Joe
Hallock
COM 302TS
University of Washington
Final Project - Print Version
December, 15 2002
Home Page
This web-based essay focuses on an array of
issues to help people become familiar with bioinformatics and how
it’s changing complex biological research. Simply put, bioinformatics
is a blend of biology, information, and mathematics to analyze complex
biological issues. Mr. F. C. Kohli, the former Deputy Chairman of
Tata Consultancy Services (India), said that bioinformatics can
be broadly defined as the interface between Life Sciences and Computational
Sciences.( BioInformatics , page 1) There’s a correlation
between the increase in technology and the increased pace at which
data is being produced. The need for faster, and more accurate,
analysis is the foundation bioinformatics. With computing power,
and the right software tools, scientists have increased the rate
at which new discoveries are made and questions answered.

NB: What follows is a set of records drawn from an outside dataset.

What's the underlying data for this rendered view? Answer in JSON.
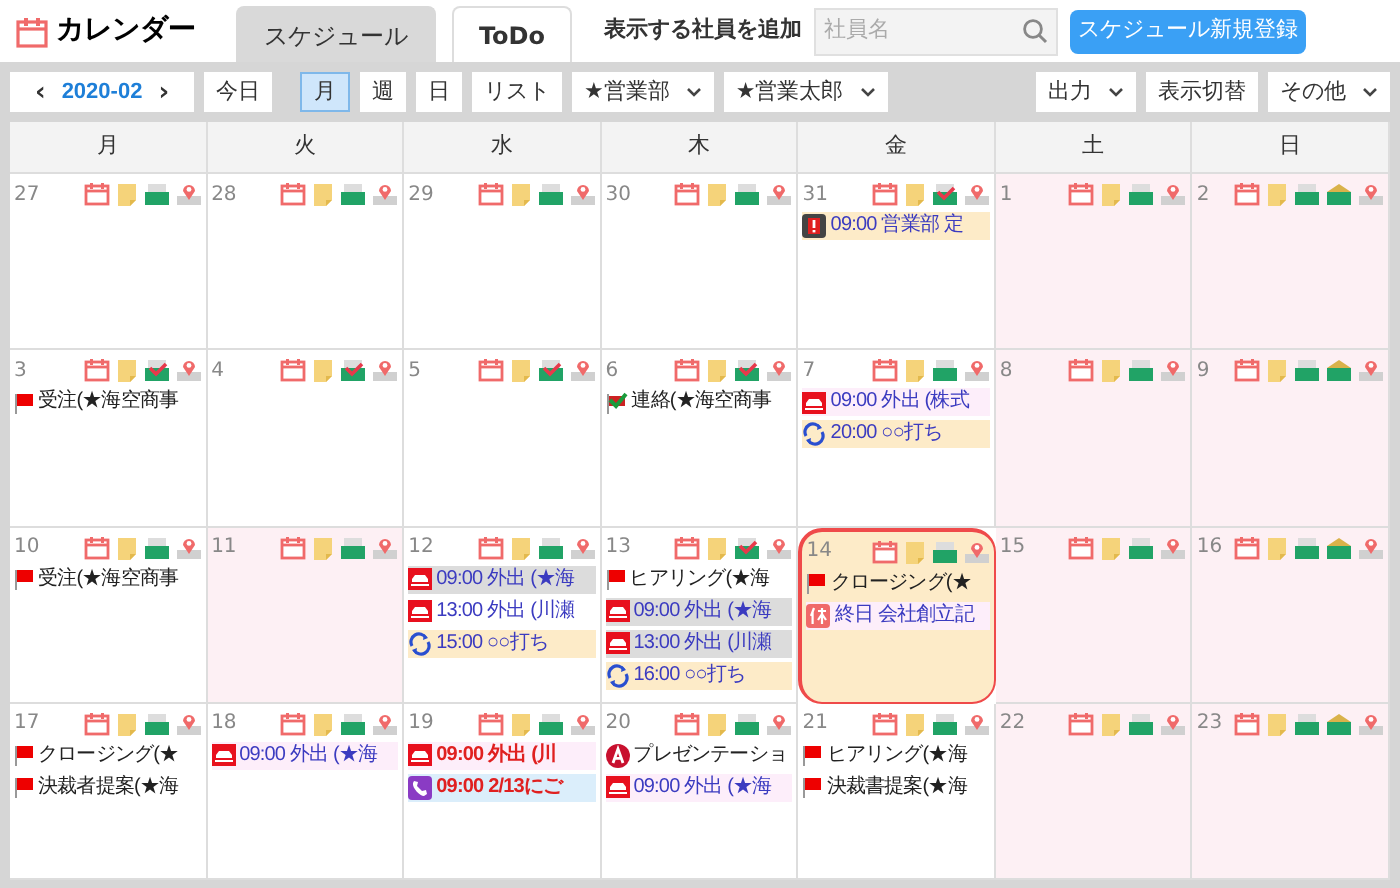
{
  "app": {
    "title": "カレンダー"
  },
  "tabs": [
    {
      "label": "スケジュール",
      "selected": true
    },
    {
      "label": "ToDo",
      "selected": false
    }
  ],
  "employee_search": {
    "label": "表示する社員を追加",
    "placeholder": "社員名"
  },
  "new_button": "スケジュール新規登録",
  "toolbar": {
    "prev": "‹",
    "month": "2020-02",
    "next": "›",
    "today": "今日",
    "views": [
      {
        "label": "月",
        "selected": true
      },
      {
        "label": "週",
        "selected": false
      },
      {
        "label": "日",
        "selected": false
      },
      {
        "label": "リスト",
        "selected": false
      }
    ],
    "dropdowns": [
      "★営業部",
      "★営業太郎"
    ],
    "right_buttons": [
      {
        "label": "出力",
        "kind": "dropdown"
      },
      {
        "label": "表示切替",
        "kind": "button"
      },
      {
        "label": "その他",
        "kind": "dropdown"
      }
    ]
  },
  "weekdays": [
    "月",
    "火",
    "水",
    "木",
    "金",
    "土",
    "日"
  ],
  "weeks": [
    [
      {
        "day": "27",
        "off": false,
        "today": false,
        "mail_checked": false,
        "extra_mail": false
      },
      {
        "day": "28",
        "off": false,
        "today": false,
        "mail_checked": false,
        "extra_mail": false
      },
      {
        "day": "29",
        "off": false,
        "today": false,
        "mail_checked": false,
        "extra_mail": false
      },
      {
        "day": "30",
        "off": false,
        "today": false,
        "mail_checked": false,
        "extra_mail": false
      },
      {
        "day": "31",
        "off": false,
        "today": false,
        "mail_checked": true,
        "extra_mail": false,
        "events": [
          {
            "kind": "alarm",
            "text": "09:00 営業部 定",
            "color": "#fdebc8",
            "emphasis": false
          }
        ]
      },
      {
        "day": "1",
        "off": true,
        "today": false,
        "mail_checked": false,
        "extra_mail": false
      },
      {
        "day": "2",
        "off": true,
        "today": false,
        "mail_checked": false,
        "extra_mail": true
      }
    ],
    [
      {
        "day": "3",
        "off": false,
        "today": false,
        "mail_checked": true,
        "extra_mail": false,
        "events": [
          {
            "kind": "flag",
            "text": "受注(★海空商事",
            "color": "#ffffff",
            "emphasis": false
          }
        ]
      },
      {
        "day": "4",
        "off": false,
        "today": false,
        "mail_checked": true,
        "extra_mail": false
      },
      {
        "day": "5",
        "off": false,
        "today": false,
        "mail_checked": true,
        "extra_mail": false
      },
      {
        "day": "6",
        "off": false,
        "today": false,
        "mail_checked": true,
        "extra_mail": false,
        "events": [
          {
            "kind": "contact",
            "text": "連絡(★海空商事",
            "color": "#ffffff",
            "emphasis": false
          }
        ]
      },
      {
        "day": "7",
        "off": false,
        "today": false,
        "mail_checked": false,
        "extra_mail": false,
        "events": [
          {
            "kind": "outing",
            "text": "09:00 外出 (株式",
            "color": "#fdeefa",
            "emphasis": false
          },
          {
            "kind": "repeat",
            "text": "20:00 ○○打ち",
            "color": "#fdebc8",
            "emphasis": false
          }
        ]
      },
      {
        "day": "8",
        "off": true,
        "today": false,
        "mail_checked": false,
        "extra_mail": false
      },
      {
        "day": "9",
        "off": true,
        "today": false,
        "mail_checked": false,
        "extra_mail": true
      }
    ],
    [
      {
        "day": "10",
        "off": false,
        "today": false,
        "mail_checked": false,
        "extra_mail": false,
        "events": [
          {
            "kind": "flag",
            "text": "受注(★海空商事",
            "color": "#ffffff",
            "emphasis": false
          }
        ]
      },
      {
        "day": "11",
        "off": true,
        "today": false,
        "mail_checked": false,
        "extra_mail": false
      },
      {
        "day": "12",
        "off": false,
        "today": false,
        "mail_checked": false,
        "extra_mail": false,
        "events": [
          {
            "kind": "outing",
            "text": "09:00 外出 (★海",
            "color": "#dcdcdc",
            "emphasis": false
          },
          {
            "kind": "outing",
            "text": "13:00 外出 (川瀬",
            "color": "#ffffff",
            "emphasis": false
          },
          {
            "kind": "repeat",
            "text": "15:00 ○○打ち",
            "color": "#fdebc8",
            "emphasis": false
          }
        ]
      },
      {
        "day": "13",
        "off": false,
        "today": false,
        "mail_checked": true,
        "extra_mail": false,
        "events": [
          {
            "kind": "flag",
            "text": "ヒアリング(★海",
            "color": "#ffffff",
            "emphasis": false
          },
          {
            "kind": "outing",
            "text": "09:00 外出 (★海",
            "color": "#dcdcdc",
            "emphasis": false
          },
          {
            "kind": "outing",
            "text": "13:00 外出 (川瀬",
            "color": "#dcdcdc",
            "emphasis": false
          },
          {
            "kind": "repeat",
            "text": "16:00 ○○打ち",
            "color": "#fdebc8",
            "emphasis": false
          }
        ]
      },
      {
        "day": "14",
        "off": false,
        "today": true,
        "mail_checked": false,
        "extra_mail": false,
        "events": [
          {
            "kind": "flag",
            "text": "クロージング(★",
            "color": "#fdebc8",
            "emphasis": false
          },
          {
            "kind": "holiday",
            "text": "終日 会社創立記",
            "color": "#fdeefa",
            "emphasis": false
          }
        ]
      },
      {
        "day": "15",
        "off": true,
        "today": false,
        "mail_checked": false,
        "extra_mail": false
      },
      {
        "day": "16",
        "off": true,
        "today": false,
        "mail_checked": false,
        "extra_mail": true
      }
    ],
    [
      {
        "day": "17",
        "off": false,
        "today": false,
        "mail_checked": false,
        "extra_mail": false,
        "events": [
          {
            "kind": "flag",
            "text": "クロージング(★",
            "color": "#ffffff",
            "emphasis": false
          },
          {
            "kind": "flag",
            "text": "決裁者提案(★海",
            "color": "#ffffff",
            "emphasis": false
          }
        ]
      },
      {
        "day": "18",
        "off": false,
        "today": false,
        "mail_checked": false,
        "extra_mail": false,
        "events": [
          {
            "kind": "outing",
            "text": "09:00 外出 (★海",
            "color": "#fdeefa",
            "emphasis": false
          }
        ]
      },
      {
        "day": "19",
        "off": false,
        "today": false,
        "mail_checked": false,
        "extra_mail": false,
        "events": [
          {
            "kind": "outing",
            "text": "09:00 外出 (川",
            "color": "#fdeefa",
            "emphasis": true
          },
          {
            "kind": "phone",
            "text": "09:00 2/13にご",
            "color": "#dbeefb",
            "emphasis": true
          }
        ]
      },
      {
        "day": "20",
        "off": false,
        "today": false,
        "mail_checked": false,
        "extra_mail": false,
        "events": [
          {
            "kind": "presentation",
            "text": "プレゼンテーショ",
            "color": "#ffffff",
            "emphasis": false
          },
          {
            "kind": "outing",
            "text": "09:00 外出 (★海",
            "color": "#fdeefa",
            "emphasis": false
          }
        ]
      },
      {
        "day": "21",
        "off": false,
        "today": false,
        "mail_checked": false,
        "extra_mail": false,
        "events": [
          {
            "kind": "flag",
            "text": "ヒアリング(★海",
            "color": "#ffffff",
            "emphasis": false
          },
          {
            "kind": "flag",
            "text": "決裁書提案(★海",
            "color": "#ffffff",
            "emphasis": false
          }
        ]
      },
      {
        "day": "22",
        "off": true,
        "today": false,
        "mail_checked": false,
        "extra_mail": false
      },
      {
        "day": "23",
        "off": true,
        "today": false,
        "mail_checked": false,
        "extra_mail": true
      }
    ]
  ]
}
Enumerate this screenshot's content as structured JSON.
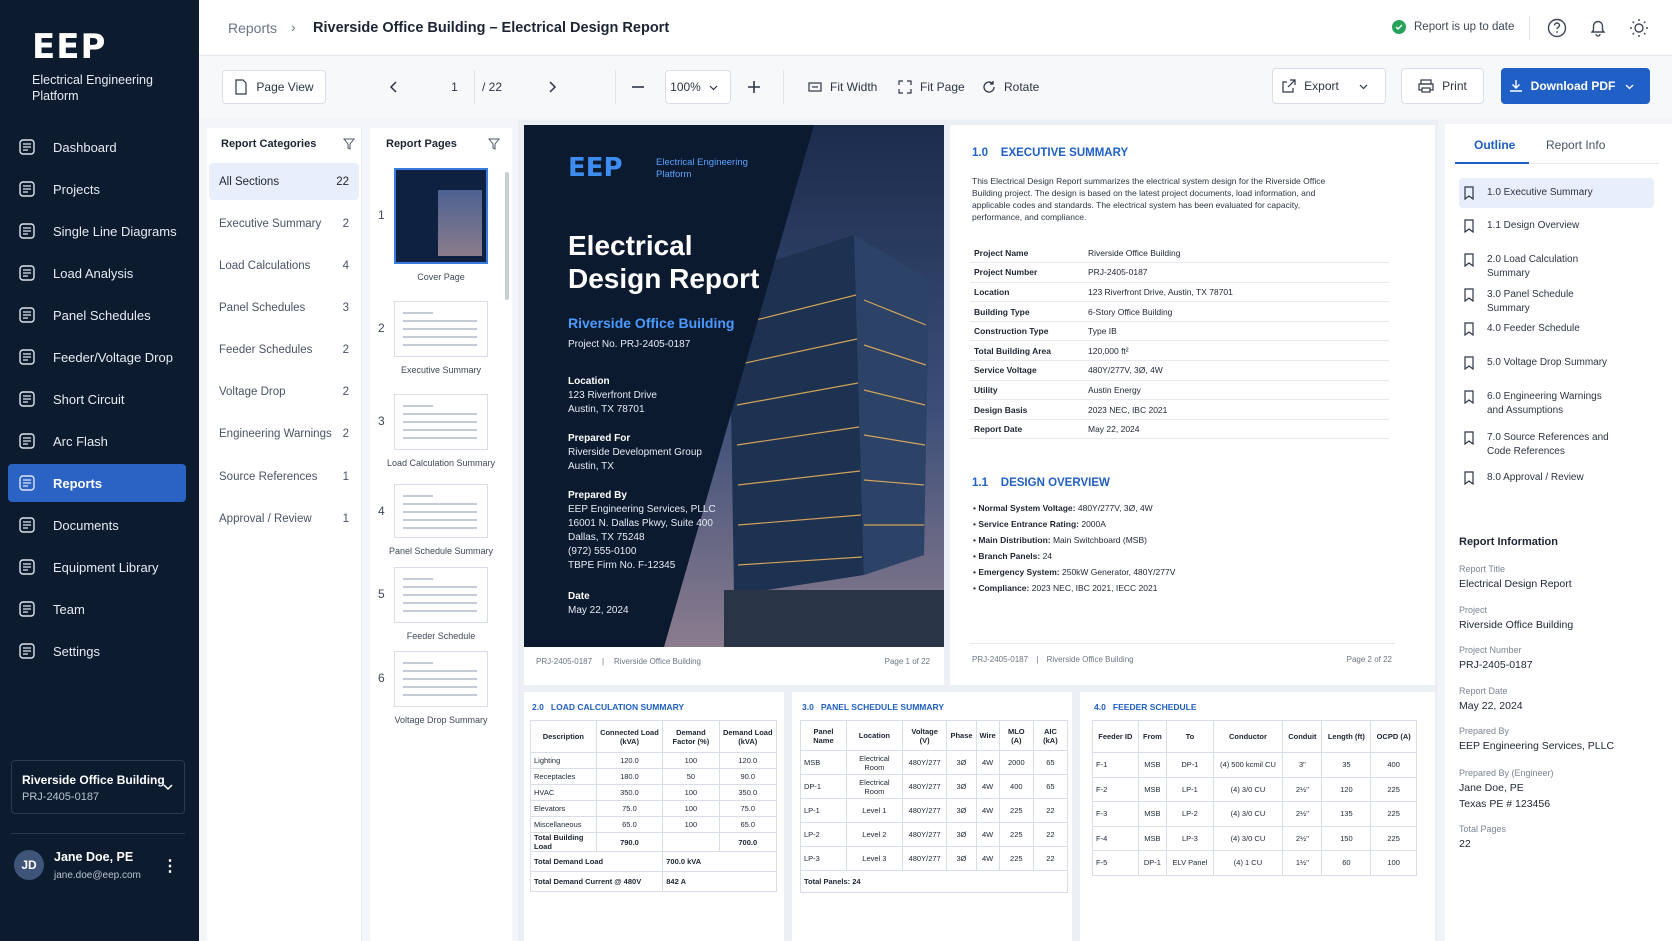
{
  "app": {
    "logo": "EEP",
    "subtitle": "Electrical Engineering Platform"
  },
  "nav": [
    {
      "label": "Dashboard",
      "icon": "home-icon"
    },
    {
      "label": "Projects",
      "icon": "folder-icon"
    },
    {
      "label": "Single Line Diagrams",
      "icon": "diagram-icon"
    },
    {
      "label": "Load Analysis",
      "icon": "chart-icon"
    },
    {
      "label": "Panel Schedules",
      "icon": "table-icon"
    },
    {
      "label": "Feeder/Voltage Drop",
      "icon": "line-chart-icon"
    },
    {
      "label": "Short Circuit",
      "icon": "spark-icon"
    },
    {
      "label": "Arc Flash",
      "icon": "flash-icon"
    },
    {
      "label": "Reports",
      "icon": "report-icon",
      "active": true
    },
    {
      "label": "Documents",
      "icon": "document-icon"
    },
    {
      "label": "Equipment Library",
      "icon": "library-icon"
    },
    {
      "label": "Team",
      "icon": "team-icon"
    },
    {
      "label": "Settings",
      "icon": "gear-icon"
    }
  ],
  "project": {
    "name": "Riverside Office Building",
    "number": "PRJ-2405-0187"
  },
  "user": {
    "initials": "JD",
    "name": "Jane Doe, PE",
    "email": "jane.doe@eep.com"
  },
  "breadcrumb": {
    "root": "Reports",
    "current": "Riverside Office Building – Electrical Design Report"
  },
  "status": {
    "text": "Report is up to date",
    "color": "#27a35a"
  },
  "toolbar": {
    "page_view": "Page View",
    "page": "1",
    "total": "/ 22",
    "zoom": "100%",
    "fit_width": "Fit Width",
    "fit_page": "Fit Page",
    "rotate": "Rotate",
    "export": "Export",
    "print": "Print",
    "download": "Download PDF"
  },
  "categories": {
    "title": "Report Categories",
    "items": [
      {
        "label": "All Sections",
        "count": "22",
        "active": true
      },
      {
        "label": "Executive Summary",
        "count": "2"
      },
      {
        "label": "Load Calculations",
        "count": "4"
      },
      {
        "label": "Panel Schedules",
        "count": "3"
      },
      {
        "label": "Feeder Schedules",
        "count": "2"
      },
      {
        "label": "Voltage Drop",
        "count": "2"
      },
      {
        "label": "Engineering Warnings",
        "count": "2"
      },
      {
        "label": "Source References",
        "count": "1"
      },
      {
        "label": "Approval / Review",
        "count": "1"
      }
    ]
  },
  "pages": {
    "title": "Report Pages",
    "items": [
      {
        "num": "1",
        "label": "Cover Page"
      },
      {
        "num": "2",
        "label": "Executive Summary"
      },
      {
        "num": "3",
        "label": "Load Calculation Summary"
      },
      {
        "num": "4",
        "label": "Panel Schedule Summary"
      },
      {
        "num": "5",
        "label": "Feeder Schedule"
      },
      {
        "num": "6",
        "label": "Voltage Drop Summary"
      }
    ]
  },
  "cover": {
    "logo": "EEP",
    "logo_sub1": "Electrical Engineering",
    "logo_sub2": "Platform",
    "title1": "Electrical",
    "title2": "Design Report",
    "project": "Riverside Office Building",
    "project_no": "Project No. PRJ-2405-0187",
    "location_h": "Location",
    "location": [
      "123 Riverfront Drive",
      "Austin, TX 78701"
    ],
    "prep_for_h": "Prepared For",
    "prep_for": [
      "Riverside Development Group",
      "Austin, TX"
    ],
    "prep_by_h": "Prepared By",
    "prep_by": [
      "EEP Engineering Services, PLLC",
      "16001 N. Dallas Pkwy, Suite 400",
      "Dallas, TX 75248",
      "(972) 555-0100",
      "TBPE Firm No. F-12345"
    ],
    "date_h": "Date",
    "date": "May 22, 2024",
    "foot_left": "PRJ-2405-0187",
    "foot_sep": "|",
    "foot_mid": "Riverside Office Building",
    "foot_right": "Page 1 of 22"
  },
  "exec": {
    "num": "1.0",
    "title": "EXECUTIVE SUMMARY",
    "para": "This Electrical Design Report summarizes the electrical system design for the Riverside Office Building project. The design is based on the latest project documents, load information, and applicable codes and standards. The electrical system has been evaluated for capacity, performance, and compliance.",
    "rows": [
      [
        "Project Name",
        "Riverside Office Building"
      ],
      [
        "Project Number",
        "PRJ-2405-0187"
      ],
      [
        "Location",
        "123 Riverfront Drive, Austin, TX 78701"
      ],
      [
        "Building Type",
        "6-Story Office Building"
      ],
      [
        "Construction Type",
        "Type IB"
      ],
      [
        "Total Building Area",
        "120,000 ft²"
      ],
      [
        "Service Voltage",
        "480Y/277V, 3Ø, 4W"
      ],
      [
        "Utility",
        "Austin Energy"
      ],
      [
        "Design Basis",
        "2023 NEC, IBC 2021"
      ],
      [
        "Report Date",
        "May 22, 2024"
      ]
    ],
    "overview_num": "1.1",
    "overview_title": "DESIGN OVERVIEW",
    "bullets": [
      [
        "Normal System Voltage:",
        "480Y/277V, 3Ø, 4W"
      ],
      [
        "Service Entrance Rating:",
        "2000A"
      ],
      [
        "Main Distribution:",
        "Main Switchboard (MSB)"
      ],
      [
        "Branch Panels:",
        "24"
      ],
      [
        "Emergency System:",
        "250kW Generator, 480Y/277V"
      ],
      [
        "Compliance:",
        "2023 NEC, IBC 2021, IECC 2021"
      ]
    ],
    "foot_left": "PRJ-2405-0187",
    "foot_sep": "|",
    "foot_mid": "Riverside Office Building",
    "foot_right": "Page 2 of 22"
  },
  "load_calc": {
    "num": "2.0",
    "title": "LOAD CALCULATION SUMMARY",
    "headers": [
      "Description",
      "Connected Load (kVA)",
      "Demand Factor (%)",
      "Demand Load (kVA)"
    ],
    "rows": [
      [
        "Lighting",
        "120.0",
        "100",
        "120.0"
      ],
      [
        "Receptacles",
        "180.0",
        "50",
        "90.0"
      ],
      [
        "HVAC",
        "350.0",
        "100",
        "350.0"
      ],
      [
        "Elevators",
        "75.0",
        "100",
        "75.0"
      ],
      [
        "Miscellaneous",
        "65.0",
        "100",
        "65.0"
      ]
    ],
    "total_building": [
      "Total Building Load",
      "790.0",
      "",
      "700.0"
    ],
    "total_demand": [
      "Total Demand Load",
      "700.0 kVA"
    ],
    "total_current": [
      "Total Demand Current @ 480V",
      "842 A"
    ]
  },
  "panel_sched": {
    "num": "3.0",
    "title": "PANEL SCHEDULE SUMMARY",
    "headers": [
      "Panel Name",
      "Location",
      "Voltage (V)",
      "Phase",
      "Wire",
      "MLO (A)",
      "AIC (kA)"
    ],
    "rows": [
      [
        "MSB",
        "Electrical Room",
        "480Y/277",
        "3Ø",
        "4W",
        "2000",
        "65"
      ],
      [
        "DP-1",
        "Electrical Room",
        "480Y/277",
        "3Ø",
        "4W",
        "400",
        "65"
      ],
      [
        "LP-1",
        "Level 1",
        "480Y/277",
        "3Ø",
        "4W",
        "225",
        "22"
      ],
      [
        "LP-2",
        "Level 2",
        "480Y/277",
        "3Ø",
        "4W",
        "225",
        "22"
      ],
      [
        "LP-3",
        "Level 3",
        "480Y/277",
        "3Ø",
        "4W",
        "225",
        "22"
      ]
    ],
    "total": "Total Panels: 24"
  },
  "feeder": {
    "num": "4.0",
    "title": "FEEDER SCHEDULE",
    "headers": [
      "Feeder ID",
      "From",
      "To",
      "Conductor",
      "Conduit",
      "Length (ft)",
      "OCPD (A)"
    ],
    "rows": [
      [
        "F-1",
        "MSB",
        "DP-1",
        "(4) 500 kcmil CU",
        "3\"",
        "35",
        "400"
      ],
      [
        "F-2",
        "MSB",
        "LP-1",
        "(4) 3/0 CU",
        "2½\"",
        "120",
        "225"
      ],
      [
        "F-3",
        "MSB",
        "LP-2",
        "(4) 3/0 CU",
        "2½\"",
        "135",
        "225"
      ],
      [
        "F-4",
        "MSB",
        "LP-3",
        "(4) 3/0 CU",
        "2½\"",
        "150",
        "225"
      ],
      [
        "F-5",
        "DP-1",
        "ELV Panel",
        "(4) 1 CU",
        "1½\"",
        "60",
        "100"
      ]
    ]
  },
  "right": {
    "tab_outline": "Outline",
    "tab_info": "Report Info",
    "outline": [
      {
        "label": "1.0 Executive Summary",
        "active": true
      },
      {
        "label": "1.1 Design Overview"
      },
      {
        "label": "2.0 Load Calculation Summary"
      },
      {
        "label": "3.0 Panel Schedule Summary"
      },
      {
        "label": "4.0 Feeder Schedule"
      },
      {
        "label": "5.0 Voltage Drop Summary"
      },
      {
        "label": "6.0 Engineering Warnings and Assumptions"
      },
      {
        "label": "7.0 Source References and Code References"
      },
      {
        "label": "8.0 Approval / Review"
      }
    ],
    "info_title": "Report Information",
    "info": [
      {
        "label": "Report Title",
        "value": [
          "Electrical Design Report"
        ]
      },
      {
        "label": "Project",
        "value": [
          "Riverside Office Building"
        ]
      },
      {
        "label": "Project Number",
        "value": [
          "PRJ-2405-0187"
        ]
      },
      {
        "label": "Report Date",
        "value": [
          "May 22, 2024"
        ]
      },
      {
        "label": "Prepared By",
        "value": [
          "EEP Engineering Services, PLLC"
        ]
      },
      {
        "label": "Prepared By (Engineer)",
        "value": [
          "Jane Doe, PE",
          "Texas PE # 123456"
        ]
      },
      {
        "label": "Total Pages",
        "value": [
          "22"
        ]
      }
    ]
  }
}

Before you start reading the essay I’d
like to go over some common biological information so you don’t
feel like you’re in the dark. That said, an organism’s
hereditary and functional information is stored as DNA, RNA, and
proteins. All these are linear chains composed of smaller molecules.
Each one of these chains are assembled from a fixed alphabet of
well understood chemicals. So for example, DNA is composed of four
deoxyribonucleotides (adenine, thymine, cytosine, and guanine) or
if you remember from biology class in 8th grade A, T, C, and G.
Because these chains are defined components, they can be represented
as sequences of symbols. Furthermore, these sequences can then be
compared to find similarities that suggest the molecules are related
by form or function1. After that you may be feeling a little overwhelmed.
Don’t worry, I plan to cover the basics of bioinformatics
and won’t spend much time on words that have more than 4 syllables.
Navigation
Using the tabs at the top of this page, you’ll
be able to navigate the different sections of this site. The first
tab, “What,” explores the question What is Bioinformatics?
This section describes the past, present, and future possibilities
of bioinformatics. The second tab explores Where bioinformatics
is used and how different institutions cope with their bioinformatics
issues. The next tab focuses on Why bioinformatics is important.
Next I explore the Technology that’s used to gather, compute,
store biological information. The Glossary tab will help you with
technical terms found throughout this essay. And finally the Credits
tab displays parenthetical references and my contact information.
Past
In the late 1960’s Margaret O. Dayhoff
gathered all the available sequence data she could find to create
the first bioinformatics database. The data she gathered came from
the first 10 years of protein sequences (including the first ever
reported sequence in 1956 of bovine insulin) and the first nucleic
acid sequence of yeast alanine tRNA . In 1972 the Protein DataBank,
which studied 3-deminsional protein structures, was released with
10 entries. This Database has grown to over 10,000 . In the late
70’s and early 80’s databases were spread out all over
the world and it wasn’t until 1986 when a large collection
of protein databases were consolidated into a formal database called
SWISS-PROT. The United States government was aware of the importance
of biomedical research, but it wasn’t until November 4th,
1988 that Senator Claude Pepper and President Ronald Regan passed
legislation for establishment of the National Center for Biotechnology
Information (NCBI). This was to be a division of the National Library
of Medicine (NLM) which is located at the National Institutes of
Health (NIH), the world's largest biomedical research facility.
NCBI is now the official agency for creating new technologies that
help control health and disease through molecular and genetic processes.
Databases multiplied quickly from the late 1950
until today, but the tools to help researchers developed at a slower
pace. The first tools to search these databases looked for keyword
matches and short sequence words. BLAST (Basic Local Alignment Search
Tool) was (and still is) used to compare sequences. BLAST uses a
heuristic algorithm which seeks local as opposed to global alignments
and is therefore able to detect relationships among sequences which
share only isolated regions of similarity .
Present
Since the early efforts, significant advances
have been made in automating the collection of sequence information.
The sequencers, computers, and rate at which data is being produced
have all increased in speed. Since 1988, the sequence information
generated by the human genome research has been stored so future
applications and experiments can proceed without repeating the work.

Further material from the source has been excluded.